9 juillet, 2024Après une série d'ateliers de formation pour mettre fin à la violence fondée sur le genre, des travailleuses dénoncent leurs agresseurs dans des témoignages prononcés devant le comité des femmes d'IndustriALL.
Un de ces témoignages est celui de Mukyala Nambi*, le 15 juin. Elle travaille depuis neuf ans à l'usine Riley Packaging de Mukono, à 22 kilomètres de Kampala, qui fabrique des caisses d'emballage en carton ondulé. Ruley Packaging emploie plus de 600 personnes, dont 120 femmes, et exporte ses produits au Burundi, en République démocratique du Congo et au Soudan du Sud.
Mukyala Nambi se souvient :
"C'est l'heure de la libération après une longue journée de travail qui commence à 7 heures pour s'achever à 19 heures. Je me prépare à rentrer chez moi lorsque le chef de la production me convoque à son bureau. Il n'explique pas pourquoi il veut me voir seule dans son bureau après la fermeture de l'usine. Je me méfie et refuse de le voir. Il est furieux. Le lendemain, il commence à me harceler sexuellement.
"Le chef de la production tient des propos intimidants et insultants à mon égard. Il me crie dessus dans l'atelier et menace de me licencier si je ne cède pas à ses avances."
Nullement effrayée, Mukyala, qui est déléguée syndicale, résiste à ce harcèlement et répond au chef que les travailleurs ont des droits garantis par la législation du travail et la constitution ougandaise. Par ailleurs, elle commence à enquêter sur les agissements du chef de la production et découvre des cas d'abus sexuels contre des jeunes travailleuses, surtout celles en contrat de courte durée auxquelles sont promis des postes permanents.

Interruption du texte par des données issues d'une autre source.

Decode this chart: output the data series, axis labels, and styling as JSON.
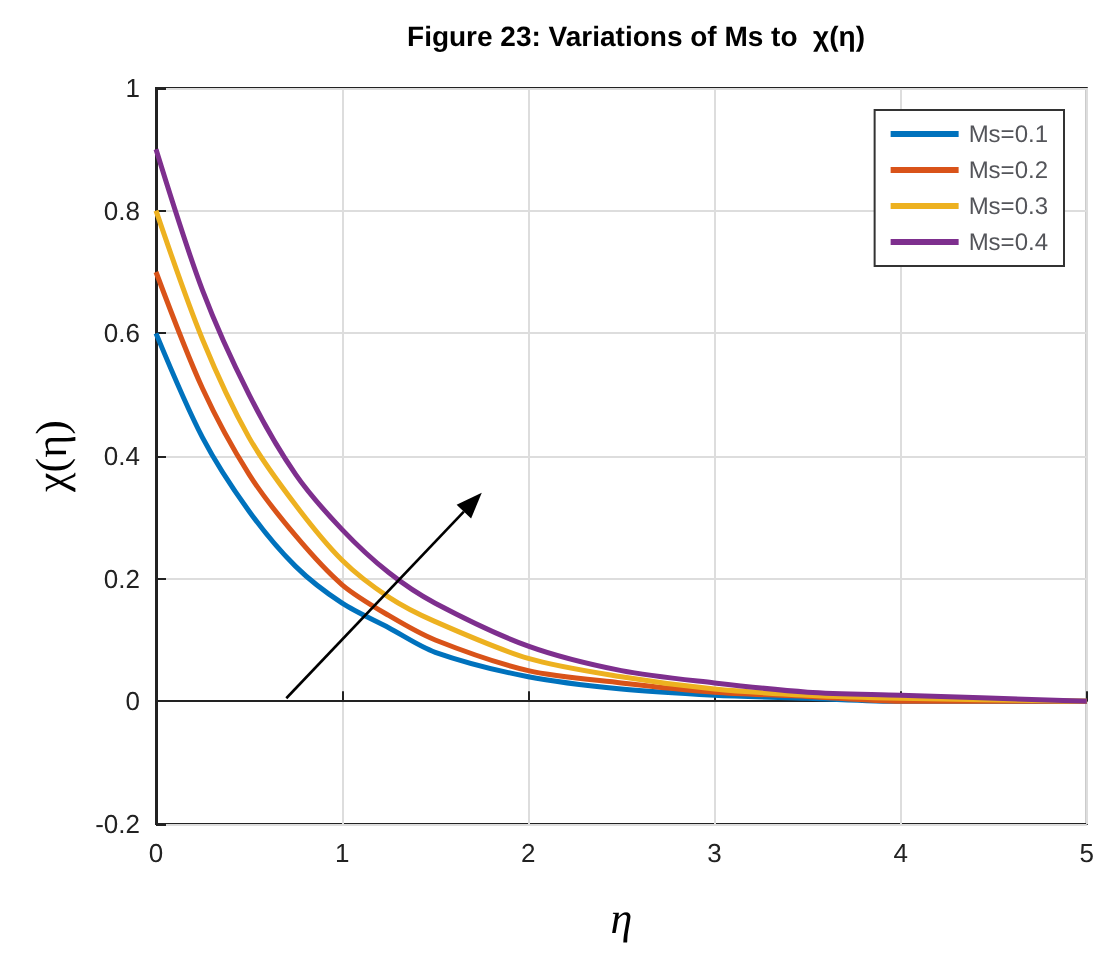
{
  "chart_data": {
    "type": "line",
    "title": "Figure 23: Variations of Ms to  χ(η)",
    "xlabel": "η",
    "ylabel": "χ(η)",
    "x": [
      0,
      0.25,
      0.5,
      0.75,
      1,
      1.25,
      1.5,
      2,
      2.5,
      3,
      3.5,
      4,
      5
    ],
    "series": [
      {
        "name": "Ms=0.1",
        "color": "#0072bd",
        "values": [
          0.6,
          0.43,
          0.31,
          0.22,
          0.16,
          0.12,
          0.08,
          0.04,
          0.02,
          0.01,
          0.005,
          0,
          0
        ]
      },
      {
        "name": "Ms=0.2",
        "color": "#d95319",
        "values": [
          0.7,
          0.51,
          0.37,
          0.27,
          0.19,
          0.14,
          0.1,
          0.05,
          0.03,
          0.015,
          0.008,
          0,
          0
        ]
      },
      {
        "name": "Ms=0.3",
        "color": "#edb120",
        "values": [
          0.8,
          0.59,
          0.43,
          0.32,
          0.23,
          0.17,
          0.13,
          0.07,
          0.04,
          0.02,
          0.01,
          0.005,
          0
        ]
      },
      {
        "name": "Ms=0.4",
        "color": "#7e2f8e",
        "values": [
          0.9,
          0.67,
          0.5,
          0.37,
          0.28,
          0.21,
          0.16,
          0.09,
          0.05,
          0.03,
          0.015,
          0.01,
          0
        ]
      }
    ],
    "xlim": [
      0,
      5
    ],
    "xticks": [
      0,
      1,
      2,
      3,
      4,
      5
    ],
    "ylim": [
      -0.2,
      1
    ],
    "yticks": [
      -0.2,
      0,
      0.2,
      0.4,
      0.6,
      0.8,
      1
    ],
    "grid": true,
    "legend": "top right",
    "marker": "none",
    "line_style": "solid"
  }
}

Les salaires sont maigres chez Riley Packaging. Mukyala Nambi gagne 30.000 shillings ougandais (80 $) par mois tandis que les contractuels gagnent 200.000 shillings (53 $).
"Lorsque j'ai eu rassemblé suffisamment de preuves, je l'ai immédiatement dénoncé au directeur et au responsable des ressources humaines. Il a été licencié au terme d'une procédure disciplinaire,"

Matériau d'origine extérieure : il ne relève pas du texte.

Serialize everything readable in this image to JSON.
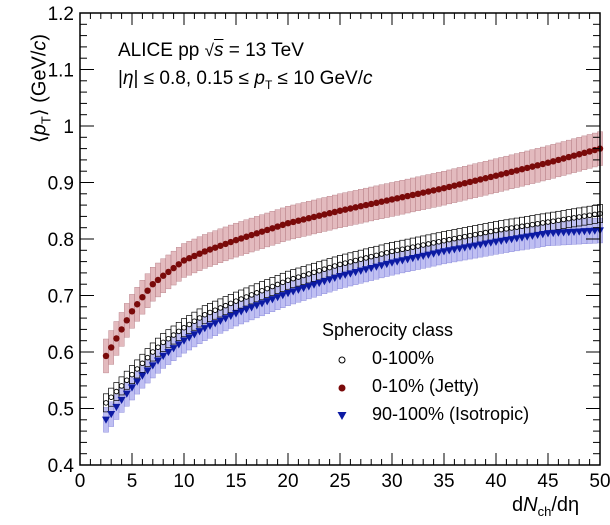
{
  "annotations": {
    "line1_prefix": "ALICE pp ",
    "line1_sqrt": "s",
    "line1_suffix": " = 13 TeV",
    "line2_a": "|",
    "line2_eta": "η",
    "line2_b": "| ≤ 0.8, 0.15 ≤ ",
    "line2_p": "p",
    "line2_sub": "T",
    "line2_c": " ≤ 10 GeV/",
    "line2_unit": "c"
  },
  "axis_labels": {
    "y_open": "⟨",
    "y_p": "p",
    "y_sub": "T",
    "y_close": "⟩ (GeV/",
    "y_c": "c",
    "y_end": ")",
    "x_d": "d",
    "x_N": "N",
    "x_sub": "ch",
    "x_end": "/dη"
  },
  "legend": {
    "title": "Spherocity class",
    "entries": [
      "0-100%",
      "0-10% (Jetty)",
      "90-100% (Isotropic)"
    ]
  },
  "colors": {
    "jetty": "#7a0a0a",
    "jetty_band": "#d9a3a8",
    "isotropic": "#0c1aa3",
    "isotropic_band": "#a9a9ee",
    "all": "#000000"
  },
  "chart_data": {
    "type": "scatter",
    "xlabel": "dN_ch/dη",
    "ylabel": "⟨p_T⟩ (GeV/c)",
    "xlim": [
      0,
      50
    ],
    "ylim": [
      0.4,
      1.2
    ],
    "x_ticks": [
      0,
      5,
      10,
      15,
      20,
      25,
      30,
      35,
      40,
      45,
      50
    ],
    "y_ticks": [
      0.4,
      0.5,
      0.6,
      0.7,
      0.8,
      0.9,
      1,
      1.1,
      1.2
    ],
    "x_start": 2.5,
    "x_step": 0.5,
    "series": [
      {
        "name": "0-100%",
        "marker": "open-circle",
        "band": "open-box",
        "syst": 0.016,
        "y_anchor_x": [
          2.5,
          3,
          4,
          5,
          6,
          7,
          8,
          10,
          12,
          15,
          20,
          25,
          30,
          35,
          40,
          45,
          50
        ],
        "y_anchor": [
          0.51,
          0.52,
          0.54,
          0.56,
          0.58,
          0.6,
          0.617,
          0.643,
          0.666,
          0.69,
          0.727,
          0.755,
          0.778,
          0.797,
          0.815,
          0.83,
          0.845
        ]
      },
      {
        "name": "0-10% (Jetty)",
        "marker": "filled-circle",
        "band": "filled-box",
        "syst": 0.03,
        "y_anchor_x": [
          2.5,
          3,
          4,
          5,
          6,
          7,
          8,
          10,
          12,
          15,
          20,
          25,
          30,
          35,
          40,
          45,
          50
        ],
        "y_anchor": [
          0.593,
          0.608,
          0.64,
          0.672,
          0.697,
          0.72,
          0.735,
          0.762,
          0.778,
          0.798,
          0.828,
          0.85,
          0.87,
          0.89,
          0.912,
          0.935,
          0.96
        ]
      },
      {
        "name": "90-100% (Isotropic)",
        "marker": "filled-triangle-down",
        "band": "filled-box",
        "syst": 0.022,
        "y_anchor_x": [
          2.5,
          3,
          4,
          5,
          6,
          7,
          8,
          10,
          12,
          15,
          20,
          25,
          30,
          35,
          40,
          45,
          50
        ],
        "y_anchor": [
          0.48,
          0.49,
          0.515,
          0.537,
          0.558,
          0.576,
          0.593,
          0.62,
          0.642,
          0.668,
          0.704,
          0.734,
          0.758,
          0.778,
          0.795,
          0.81,
          0.815
        ]
      }
    ]
  }
}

explique Mukyala. Par la suite, l'homme a été signalé aux services de l'immigration qui l'ont déporté et renvoyé en Inde pour violation des conditions de son permis de travail et faux en écriture.
Mukyala Nambi attribue le courage qu'elle a eu face à son agresseur à la formation à la violence et au harcèlement fondés sur le genre que les travailleuses des syndicats affiliés à IndustriALL reçoivent dans le cadre d'un projet soutenu par l'Agence syndicale danoise pour le développement (DTDA) et par le bureau régional d'IndustriALL pour l'Afrique subsaharienne. Elle estime que cette formation lui a donné les moyens de lutter contre le harcèlement sexuel au travail. Elle portait sur des thèmes en rapport avec l'application de la convention 190 de l'Organisation internationale du travail sur la violence et le harcèlement dans le monde du travail que l'Ouganda a ratifiée en 2023, et aussi sur l'ajout, dans les conventions collectives, de clauses de refus de la violence et du harcèlement fondés sur le genre.

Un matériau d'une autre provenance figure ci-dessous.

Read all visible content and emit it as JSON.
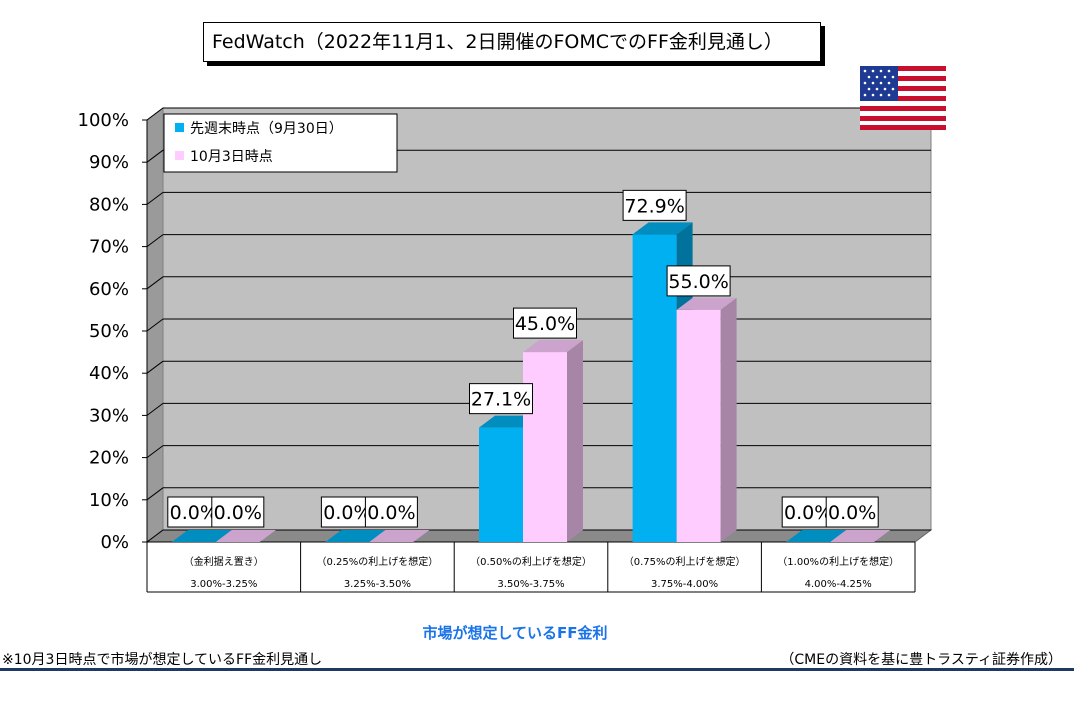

"Nous félicitons Mukyala Nambi pour le courage qu'elle a eu en faisant face à son agresseur. Notre formation sur la GHVB met beaucoup l'accent sur le renforcement des mécanismes de signalement et sur l'élaboration de politiques visant à mettre fin au harcèlement sexuel. Pour cela, nos affiliés ougandais collaborent avec les propriétaires d'entreprises pour faire adopter des politiques de genre et nous les félicitons pour ces efforts,"
a déclaré la secrétaire régionale d'IndustriALL pour l'Afrique subsaharienne, Paule France Ndessomin.
Les affiliés d'IndustriALL ayant bénéficié de cette formation sont le Syndicat des travailleurs de l'imprimerie, du papier, de la polyfibre et apparentés d'Ouganda, le Syndicat des travailleurs du textile, de l'habillement, du cuir et apparentés d'Ouganda, et le Syndicat des travailleurs de l'hôtellerie, de l'alimentation, du tourisme, des supermarchés et apparentés d'Ouganda.